I agreed with Oscar Braynon, Democratic leader of the Senate, when he said, "We cannot afford the high cost words of divisiveness and cruelty leave in their wake.” And I agree with Braynon now, same as the day he said it.
So, what I'm asking is this: Is a blatant show of racism intolerable only when the offensive language comes out of a Republican mouth, or is racism truly a bipartisan evil?
Democratic State Committeeman John Parker's words-gone-wild Jan. 22 in a Jacksonville restaurant is a test of the Florida Democratic Party's resolve.
Will they decide that, well, what Parker said with his silent (and we have to think complicit) party chairwoman wife Lisa King at his side -- referring, as first reported, to "coloreds" and "sh*t being f**ked up after integration," -- wasn't really all that bad, considering Artiles' tirade?

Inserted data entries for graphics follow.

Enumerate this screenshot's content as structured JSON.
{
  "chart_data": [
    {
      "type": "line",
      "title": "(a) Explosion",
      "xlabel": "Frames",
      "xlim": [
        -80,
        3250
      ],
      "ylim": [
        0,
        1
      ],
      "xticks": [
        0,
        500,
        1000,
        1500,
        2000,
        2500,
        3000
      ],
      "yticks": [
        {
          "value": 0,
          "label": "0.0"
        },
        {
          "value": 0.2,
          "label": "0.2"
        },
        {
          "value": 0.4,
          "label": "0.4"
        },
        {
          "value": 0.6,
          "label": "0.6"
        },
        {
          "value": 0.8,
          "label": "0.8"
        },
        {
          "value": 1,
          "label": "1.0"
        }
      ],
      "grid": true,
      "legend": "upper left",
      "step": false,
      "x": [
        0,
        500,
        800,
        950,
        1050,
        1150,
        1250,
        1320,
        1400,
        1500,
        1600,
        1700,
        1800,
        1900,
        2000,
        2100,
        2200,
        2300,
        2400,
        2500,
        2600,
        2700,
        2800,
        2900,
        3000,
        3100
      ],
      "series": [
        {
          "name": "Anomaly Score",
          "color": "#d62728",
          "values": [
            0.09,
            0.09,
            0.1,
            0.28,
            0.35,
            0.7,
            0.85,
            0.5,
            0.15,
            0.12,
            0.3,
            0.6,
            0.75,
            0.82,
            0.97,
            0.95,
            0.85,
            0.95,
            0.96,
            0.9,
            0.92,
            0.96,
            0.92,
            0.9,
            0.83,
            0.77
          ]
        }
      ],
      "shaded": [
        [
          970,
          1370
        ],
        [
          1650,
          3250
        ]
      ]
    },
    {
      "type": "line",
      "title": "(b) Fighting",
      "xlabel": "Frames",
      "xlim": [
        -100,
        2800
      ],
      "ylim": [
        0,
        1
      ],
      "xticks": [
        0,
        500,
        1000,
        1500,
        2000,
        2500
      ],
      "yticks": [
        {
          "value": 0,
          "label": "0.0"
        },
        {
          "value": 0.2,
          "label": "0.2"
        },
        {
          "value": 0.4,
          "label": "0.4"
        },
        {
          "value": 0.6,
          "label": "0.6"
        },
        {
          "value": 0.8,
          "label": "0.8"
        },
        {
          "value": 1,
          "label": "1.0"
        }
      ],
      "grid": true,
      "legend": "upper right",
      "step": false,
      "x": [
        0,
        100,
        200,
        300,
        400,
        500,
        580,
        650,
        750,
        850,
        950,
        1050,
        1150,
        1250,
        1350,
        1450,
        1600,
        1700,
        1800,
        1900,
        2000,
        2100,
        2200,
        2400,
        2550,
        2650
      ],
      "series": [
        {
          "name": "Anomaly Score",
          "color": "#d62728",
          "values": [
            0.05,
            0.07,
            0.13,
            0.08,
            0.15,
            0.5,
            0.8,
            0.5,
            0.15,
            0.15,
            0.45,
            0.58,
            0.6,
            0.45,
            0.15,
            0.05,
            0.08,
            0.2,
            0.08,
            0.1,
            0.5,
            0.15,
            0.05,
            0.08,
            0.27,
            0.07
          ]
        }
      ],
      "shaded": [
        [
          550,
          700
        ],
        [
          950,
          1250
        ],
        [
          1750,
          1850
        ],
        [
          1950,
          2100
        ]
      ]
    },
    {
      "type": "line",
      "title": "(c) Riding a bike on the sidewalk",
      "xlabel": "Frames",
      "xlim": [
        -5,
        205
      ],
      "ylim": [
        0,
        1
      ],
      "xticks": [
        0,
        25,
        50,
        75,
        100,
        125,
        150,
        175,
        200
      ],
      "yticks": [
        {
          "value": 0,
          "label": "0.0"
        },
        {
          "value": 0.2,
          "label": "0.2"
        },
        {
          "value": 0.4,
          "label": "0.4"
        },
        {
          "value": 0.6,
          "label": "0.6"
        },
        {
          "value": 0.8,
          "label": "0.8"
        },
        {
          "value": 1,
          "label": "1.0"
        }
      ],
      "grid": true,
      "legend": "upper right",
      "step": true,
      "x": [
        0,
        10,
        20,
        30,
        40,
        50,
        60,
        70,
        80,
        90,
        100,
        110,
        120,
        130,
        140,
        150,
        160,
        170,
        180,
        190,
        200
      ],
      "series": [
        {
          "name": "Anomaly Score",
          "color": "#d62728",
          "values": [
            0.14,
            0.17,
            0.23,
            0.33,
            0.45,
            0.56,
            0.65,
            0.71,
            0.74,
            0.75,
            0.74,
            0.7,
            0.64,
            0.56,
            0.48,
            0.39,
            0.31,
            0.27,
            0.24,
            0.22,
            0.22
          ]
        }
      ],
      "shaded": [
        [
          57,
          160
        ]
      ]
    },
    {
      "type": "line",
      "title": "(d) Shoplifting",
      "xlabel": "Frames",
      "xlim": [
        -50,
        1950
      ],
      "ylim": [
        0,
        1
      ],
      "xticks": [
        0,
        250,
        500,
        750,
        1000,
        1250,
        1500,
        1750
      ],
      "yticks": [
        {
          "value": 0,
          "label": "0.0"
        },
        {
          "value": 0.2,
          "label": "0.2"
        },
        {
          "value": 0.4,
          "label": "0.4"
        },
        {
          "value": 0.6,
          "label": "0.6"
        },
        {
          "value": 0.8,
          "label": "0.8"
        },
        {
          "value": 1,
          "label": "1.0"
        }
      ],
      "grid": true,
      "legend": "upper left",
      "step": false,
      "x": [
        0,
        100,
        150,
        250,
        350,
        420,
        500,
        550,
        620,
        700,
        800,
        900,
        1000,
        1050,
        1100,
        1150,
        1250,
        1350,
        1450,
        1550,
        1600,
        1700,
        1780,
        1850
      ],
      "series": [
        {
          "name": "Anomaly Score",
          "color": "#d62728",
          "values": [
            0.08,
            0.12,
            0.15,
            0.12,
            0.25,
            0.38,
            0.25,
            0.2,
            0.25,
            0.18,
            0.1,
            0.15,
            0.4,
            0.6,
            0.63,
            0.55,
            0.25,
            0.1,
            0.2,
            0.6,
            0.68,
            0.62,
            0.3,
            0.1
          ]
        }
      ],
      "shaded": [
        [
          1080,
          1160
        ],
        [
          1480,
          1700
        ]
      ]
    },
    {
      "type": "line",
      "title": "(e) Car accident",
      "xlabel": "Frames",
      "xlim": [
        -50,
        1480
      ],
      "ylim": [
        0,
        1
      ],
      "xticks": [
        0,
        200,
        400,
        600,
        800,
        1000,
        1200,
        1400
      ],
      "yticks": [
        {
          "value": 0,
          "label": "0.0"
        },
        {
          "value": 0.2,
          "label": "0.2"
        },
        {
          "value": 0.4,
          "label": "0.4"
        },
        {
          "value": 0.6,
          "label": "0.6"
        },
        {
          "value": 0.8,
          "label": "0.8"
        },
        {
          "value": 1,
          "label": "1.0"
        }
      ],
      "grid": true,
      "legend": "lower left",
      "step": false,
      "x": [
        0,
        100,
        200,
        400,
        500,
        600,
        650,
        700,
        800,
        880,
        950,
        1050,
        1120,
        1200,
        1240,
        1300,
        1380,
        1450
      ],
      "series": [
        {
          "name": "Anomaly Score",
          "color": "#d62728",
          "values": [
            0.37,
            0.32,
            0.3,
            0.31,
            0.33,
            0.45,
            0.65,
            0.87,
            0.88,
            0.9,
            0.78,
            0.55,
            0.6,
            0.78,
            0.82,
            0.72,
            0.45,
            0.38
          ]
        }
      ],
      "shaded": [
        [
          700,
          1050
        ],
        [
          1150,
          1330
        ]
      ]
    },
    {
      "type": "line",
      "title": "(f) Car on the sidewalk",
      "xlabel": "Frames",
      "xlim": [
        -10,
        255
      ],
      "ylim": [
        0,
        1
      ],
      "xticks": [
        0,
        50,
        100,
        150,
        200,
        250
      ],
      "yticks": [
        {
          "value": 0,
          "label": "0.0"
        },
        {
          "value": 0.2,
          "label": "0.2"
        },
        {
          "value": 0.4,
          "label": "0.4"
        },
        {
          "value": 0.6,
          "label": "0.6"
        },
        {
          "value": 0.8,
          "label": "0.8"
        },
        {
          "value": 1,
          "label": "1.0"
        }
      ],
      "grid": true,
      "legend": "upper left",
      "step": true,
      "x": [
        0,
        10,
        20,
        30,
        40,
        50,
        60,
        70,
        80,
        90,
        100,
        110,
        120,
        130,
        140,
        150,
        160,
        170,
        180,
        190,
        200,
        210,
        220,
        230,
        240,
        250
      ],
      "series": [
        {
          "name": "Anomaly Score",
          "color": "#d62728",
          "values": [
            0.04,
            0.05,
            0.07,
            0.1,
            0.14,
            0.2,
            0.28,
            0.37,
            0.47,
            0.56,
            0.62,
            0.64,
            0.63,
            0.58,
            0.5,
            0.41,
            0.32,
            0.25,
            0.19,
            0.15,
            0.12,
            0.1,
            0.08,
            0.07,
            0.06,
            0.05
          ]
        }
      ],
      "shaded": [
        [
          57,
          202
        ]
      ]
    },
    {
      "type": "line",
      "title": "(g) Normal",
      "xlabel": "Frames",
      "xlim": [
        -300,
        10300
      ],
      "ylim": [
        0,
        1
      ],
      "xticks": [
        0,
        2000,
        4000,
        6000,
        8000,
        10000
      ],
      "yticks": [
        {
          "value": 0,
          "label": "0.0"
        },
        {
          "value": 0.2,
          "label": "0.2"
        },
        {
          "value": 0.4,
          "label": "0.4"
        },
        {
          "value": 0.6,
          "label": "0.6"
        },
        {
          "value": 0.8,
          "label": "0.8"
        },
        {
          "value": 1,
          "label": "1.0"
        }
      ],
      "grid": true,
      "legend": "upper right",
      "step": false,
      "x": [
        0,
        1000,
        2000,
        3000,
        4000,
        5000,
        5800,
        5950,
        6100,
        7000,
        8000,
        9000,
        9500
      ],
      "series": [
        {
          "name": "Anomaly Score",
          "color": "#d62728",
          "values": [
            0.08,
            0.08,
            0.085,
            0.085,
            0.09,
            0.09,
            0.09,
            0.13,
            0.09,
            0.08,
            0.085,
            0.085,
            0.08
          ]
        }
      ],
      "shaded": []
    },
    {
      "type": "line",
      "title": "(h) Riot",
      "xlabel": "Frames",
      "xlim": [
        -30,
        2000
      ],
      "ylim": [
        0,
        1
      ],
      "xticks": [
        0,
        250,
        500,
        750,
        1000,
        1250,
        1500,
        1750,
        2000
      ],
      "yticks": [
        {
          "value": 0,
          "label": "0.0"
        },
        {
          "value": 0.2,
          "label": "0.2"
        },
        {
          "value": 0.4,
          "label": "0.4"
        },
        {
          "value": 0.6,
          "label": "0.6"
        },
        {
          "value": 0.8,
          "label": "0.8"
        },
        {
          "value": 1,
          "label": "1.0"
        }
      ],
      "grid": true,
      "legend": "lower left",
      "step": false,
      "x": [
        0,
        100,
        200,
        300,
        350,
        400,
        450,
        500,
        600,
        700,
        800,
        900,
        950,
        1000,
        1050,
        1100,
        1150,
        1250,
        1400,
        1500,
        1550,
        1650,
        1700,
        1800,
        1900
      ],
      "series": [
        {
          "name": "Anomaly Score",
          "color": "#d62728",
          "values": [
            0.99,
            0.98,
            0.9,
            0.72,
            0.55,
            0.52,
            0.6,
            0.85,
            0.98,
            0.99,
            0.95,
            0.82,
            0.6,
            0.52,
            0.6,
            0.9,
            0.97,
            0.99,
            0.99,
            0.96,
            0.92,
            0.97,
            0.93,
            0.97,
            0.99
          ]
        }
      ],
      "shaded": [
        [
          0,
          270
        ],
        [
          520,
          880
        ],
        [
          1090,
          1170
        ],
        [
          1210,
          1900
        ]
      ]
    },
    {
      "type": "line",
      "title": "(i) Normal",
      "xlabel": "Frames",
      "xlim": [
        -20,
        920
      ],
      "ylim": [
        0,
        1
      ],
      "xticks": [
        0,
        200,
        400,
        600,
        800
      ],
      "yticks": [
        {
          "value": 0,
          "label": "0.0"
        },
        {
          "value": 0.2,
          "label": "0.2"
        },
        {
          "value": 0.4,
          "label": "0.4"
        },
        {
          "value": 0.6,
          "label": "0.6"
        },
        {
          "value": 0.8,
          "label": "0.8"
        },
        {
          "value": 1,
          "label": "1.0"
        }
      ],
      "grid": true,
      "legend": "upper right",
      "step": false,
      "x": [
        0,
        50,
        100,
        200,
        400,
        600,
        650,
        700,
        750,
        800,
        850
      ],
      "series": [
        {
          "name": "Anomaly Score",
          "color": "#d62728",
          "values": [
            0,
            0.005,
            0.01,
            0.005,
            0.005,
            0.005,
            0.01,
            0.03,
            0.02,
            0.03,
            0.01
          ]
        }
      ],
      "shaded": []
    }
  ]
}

Will they look for a way to sweep the incident under the rug, passing judgment on which racist words hurt and which don't, or will they show they meant every word they said last April in that iron-handed statement decrying racist language?
We're about to find out.
In the meantime, I admit I'm no more inclined to believe Parker's letter of contrition than District 8 Jacksonville City Council Candidate Diallo-Sekou Seabrooks is.
Parker isn't honest.
In an interview with Florida Politics, he said, "I was never contacted or asked for my version of what took place by anybody. That includes the president of DBCF, the DCDBC, or Sunshine State News ..."
Naughty, naughty, John Parker.
You were asked and you know it.
POLITICO Florida's Marc Caputo texted Parker Feb. 13, three weeks after the restaurant incident. Caputo specifically asked for his side of the story. The text message is reproduced on this page. "Sorry, I can't talk right now," replied Parker.
At least Frank Artiles knew when to wave the white flag.